One secondary effect of the credit in both places was that it encouraged more people to file taxes. Not all low-wage workers files taxes; many of them earn so little that they are not required to file. Paycheck Plus increased tax filing rates by about 5 percentage points in New York and by about 11 points in Atlanta. Given the size of the group of low-wage workers without children (over 20 million), that would represent an additional one to two million new filers if the credit were expanded nationally.
There are a number of benefits to filing taxes, but one highlighted by the pandemic is that it may have provided these workers with a faster connection to stimulus payments under the Coronavirus Aid, Relief, and Economic Security (CARES) Act. Workers who had filed taxes in the past two years were able to receive their CARES relief most easily.

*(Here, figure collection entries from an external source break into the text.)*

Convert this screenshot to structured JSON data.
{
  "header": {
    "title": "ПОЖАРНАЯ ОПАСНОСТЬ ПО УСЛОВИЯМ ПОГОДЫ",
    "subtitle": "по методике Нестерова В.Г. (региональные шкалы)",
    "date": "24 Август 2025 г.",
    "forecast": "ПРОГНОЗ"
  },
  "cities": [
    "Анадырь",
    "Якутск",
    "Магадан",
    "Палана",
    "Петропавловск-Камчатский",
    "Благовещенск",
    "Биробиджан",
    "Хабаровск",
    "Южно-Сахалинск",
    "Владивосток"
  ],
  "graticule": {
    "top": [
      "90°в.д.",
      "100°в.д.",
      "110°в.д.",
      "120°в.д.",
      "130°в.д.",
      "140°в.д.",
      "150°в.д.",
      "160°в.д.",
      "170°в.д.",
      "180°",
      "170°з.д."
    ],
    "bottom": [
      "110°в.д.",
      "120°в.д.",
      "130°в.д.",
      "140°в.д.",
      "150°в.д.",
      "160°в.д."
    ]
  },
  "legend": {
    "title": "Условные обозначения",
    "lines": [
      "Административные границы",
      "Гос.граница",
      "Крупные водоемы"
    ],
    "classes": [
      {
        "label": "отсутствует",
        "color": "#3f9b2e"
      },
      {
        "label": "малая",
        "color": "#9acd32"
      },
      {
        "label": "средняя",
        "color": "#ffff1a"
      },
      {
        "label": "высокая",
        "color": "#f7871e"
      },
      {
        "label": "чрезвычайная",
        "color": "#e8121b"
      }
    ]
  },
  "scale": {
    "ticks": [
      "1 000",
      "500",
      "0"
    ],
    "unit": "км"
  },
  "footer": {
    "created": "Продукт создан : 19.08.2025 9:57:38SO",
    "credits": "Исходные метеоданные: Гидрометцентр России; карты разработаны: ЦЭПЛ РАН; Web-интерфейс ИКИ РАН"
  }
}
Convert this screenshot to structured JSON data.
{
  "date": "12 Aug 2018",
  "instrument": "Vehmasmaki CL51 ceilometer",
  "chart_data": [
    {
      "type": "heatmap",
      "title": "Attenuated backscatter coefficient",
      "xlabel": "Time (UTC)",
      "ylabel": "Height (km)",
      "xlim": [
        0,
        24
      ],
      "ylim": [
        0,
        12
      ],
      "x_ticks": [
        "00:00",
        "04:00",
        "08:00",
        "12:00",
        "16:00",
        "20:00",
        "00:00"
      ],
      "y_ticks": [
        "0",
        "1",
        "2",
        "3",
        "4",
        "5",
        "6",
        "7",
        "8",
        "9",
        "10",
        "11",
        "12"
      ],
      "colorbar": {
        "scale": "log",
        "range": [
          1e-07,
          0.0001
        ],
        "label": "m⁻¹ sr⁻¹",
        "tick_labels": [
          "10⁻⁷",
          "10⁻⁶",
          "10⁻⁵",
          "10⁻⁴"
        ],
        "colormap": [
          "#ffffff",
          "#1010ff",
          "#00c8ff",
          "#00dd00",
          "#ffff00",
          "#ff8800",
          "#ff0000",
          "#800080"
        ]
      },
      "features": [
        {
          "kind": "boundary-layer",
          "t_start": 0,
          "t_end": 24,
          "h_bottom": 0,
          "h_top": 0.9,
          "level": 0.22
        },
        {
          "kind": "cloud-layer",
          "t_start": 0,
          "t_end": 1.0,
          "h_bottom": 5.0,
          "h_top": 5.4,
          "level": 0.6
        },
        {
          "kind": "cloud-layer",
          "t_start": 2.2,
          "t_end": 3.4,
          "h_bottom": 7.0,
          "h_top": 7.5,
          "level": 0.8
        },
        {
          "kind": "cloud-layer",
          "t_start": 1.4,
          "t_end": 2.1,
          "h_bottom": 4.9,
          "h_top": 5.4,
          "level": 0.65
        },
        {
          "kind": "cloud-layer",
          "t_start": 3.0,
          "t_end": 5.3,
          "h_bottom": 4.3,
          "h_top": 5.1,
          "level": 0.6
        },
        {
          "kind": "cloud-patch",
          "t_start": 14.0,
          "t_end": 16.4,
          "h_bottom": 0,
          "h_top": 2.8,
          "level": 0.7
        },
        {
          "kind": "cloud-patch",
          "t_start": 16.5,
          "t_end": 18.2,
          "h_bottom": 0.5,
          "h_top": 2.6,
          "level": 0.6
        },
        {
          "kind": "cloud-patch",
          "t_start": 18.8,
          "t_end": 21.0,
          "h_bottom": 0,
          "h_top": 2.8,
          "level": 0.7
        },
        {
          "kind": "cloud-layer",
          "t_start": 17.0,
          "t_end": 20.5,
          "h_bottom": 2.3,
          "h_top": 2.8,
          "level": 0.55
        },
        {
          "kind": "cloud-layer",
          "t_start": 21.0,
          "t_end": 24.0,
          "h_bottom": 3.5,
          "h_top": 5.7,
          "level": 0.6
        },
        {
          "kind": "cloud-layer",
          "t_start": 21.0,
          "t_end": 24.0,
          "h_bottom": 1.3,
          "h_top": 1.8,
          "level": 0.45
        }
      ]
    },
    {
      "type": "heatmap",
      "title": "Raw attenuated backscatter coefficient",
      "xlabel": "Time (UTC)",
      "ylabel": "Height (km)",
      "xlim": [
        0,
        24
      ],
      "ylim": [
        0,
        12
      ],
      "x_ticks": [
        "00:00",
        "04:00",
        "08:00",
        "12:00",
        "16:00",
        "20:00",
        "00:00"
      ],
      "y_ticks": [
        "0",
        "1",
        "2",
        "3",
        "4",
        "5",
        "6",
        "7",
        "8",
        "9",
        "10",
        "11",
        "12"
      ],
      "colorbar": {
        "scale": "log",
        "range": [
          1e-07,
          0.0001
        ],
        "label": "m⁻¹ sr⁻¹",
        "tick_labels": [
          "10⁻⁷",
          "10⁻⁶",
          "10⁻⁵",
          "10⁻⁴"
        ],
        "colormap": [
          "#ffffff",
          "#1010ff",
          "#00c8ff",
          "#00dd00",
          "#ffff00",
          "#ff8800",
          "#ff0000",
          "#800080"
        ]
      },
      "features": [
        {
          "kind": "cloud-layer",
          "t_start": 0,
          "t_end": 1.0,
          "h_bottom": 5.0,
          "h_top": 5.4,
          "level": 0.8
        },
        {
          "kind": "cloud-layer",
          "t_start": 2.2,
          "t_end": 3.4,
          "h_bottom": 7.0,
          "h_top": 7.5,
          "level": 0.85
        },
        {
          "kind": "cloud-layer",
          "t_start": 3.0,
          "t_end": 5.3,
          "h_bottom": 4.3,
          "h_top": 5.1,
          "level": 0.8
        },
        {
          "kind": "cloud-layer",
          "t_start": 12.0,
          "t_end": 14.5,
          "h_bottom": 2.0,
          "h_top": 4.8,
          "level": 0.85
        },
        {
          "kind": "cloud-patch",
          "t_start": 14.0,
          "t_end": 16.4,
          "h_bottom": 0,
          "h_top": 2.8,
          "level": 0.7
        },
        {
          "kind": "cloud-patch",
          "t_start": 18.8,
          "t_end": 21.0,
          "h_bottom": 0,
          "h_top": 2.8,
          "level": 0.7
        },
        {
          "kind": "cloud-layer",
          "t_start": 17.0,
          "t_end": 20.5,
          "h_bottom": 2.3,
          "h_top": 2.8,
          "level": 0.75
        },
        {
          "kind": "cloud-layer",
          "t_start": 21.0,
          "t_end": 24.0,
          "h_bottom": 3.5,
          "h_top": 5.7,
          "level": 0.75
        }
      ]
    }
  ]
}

Those who had not filed, and do not receive payments via other systems, have seen delays, although the IRS more recently posted an online form that these workers can fill out to apply for a payment.
These encouraging results may actually understate the potential impact of a nationwide expansion of the EITC. Even a carefully run demonstration like Paycheck Plus faced challenges that a national policy change wouldn’t. Paycheck Plus did not operate through the tax system, where receipt of the bonus would be automatic when a recipient filed taxes. Instead, MDRC and its partners had to work hard to market the program, to convince potential participants that the offer was not a scam, and to remind them each year that they were eligible for the bonus. A nationally run program would likely have higher take-up and participation rates once the program became known.
Many commentators have expressed the hope that the inequalities exposed by the pandemic will lead to renewed efforts to address them by expanding the social safety net and by providing basic protections for workers. An expanded EITC can be an effective part of this effort, increasing workers’ incomes (without depressing work effort) and putting them in a better position to recover from this crisis and weather the next.
Cynthia Miller is an economist and senior fellow in MDRC’s Economic Mobility, Housing, and Communities policy area. Lawrence F. Katz is the Elisabeth Allison Professor of Economics at Harvard University and a member of MDRC’s Board of Directors.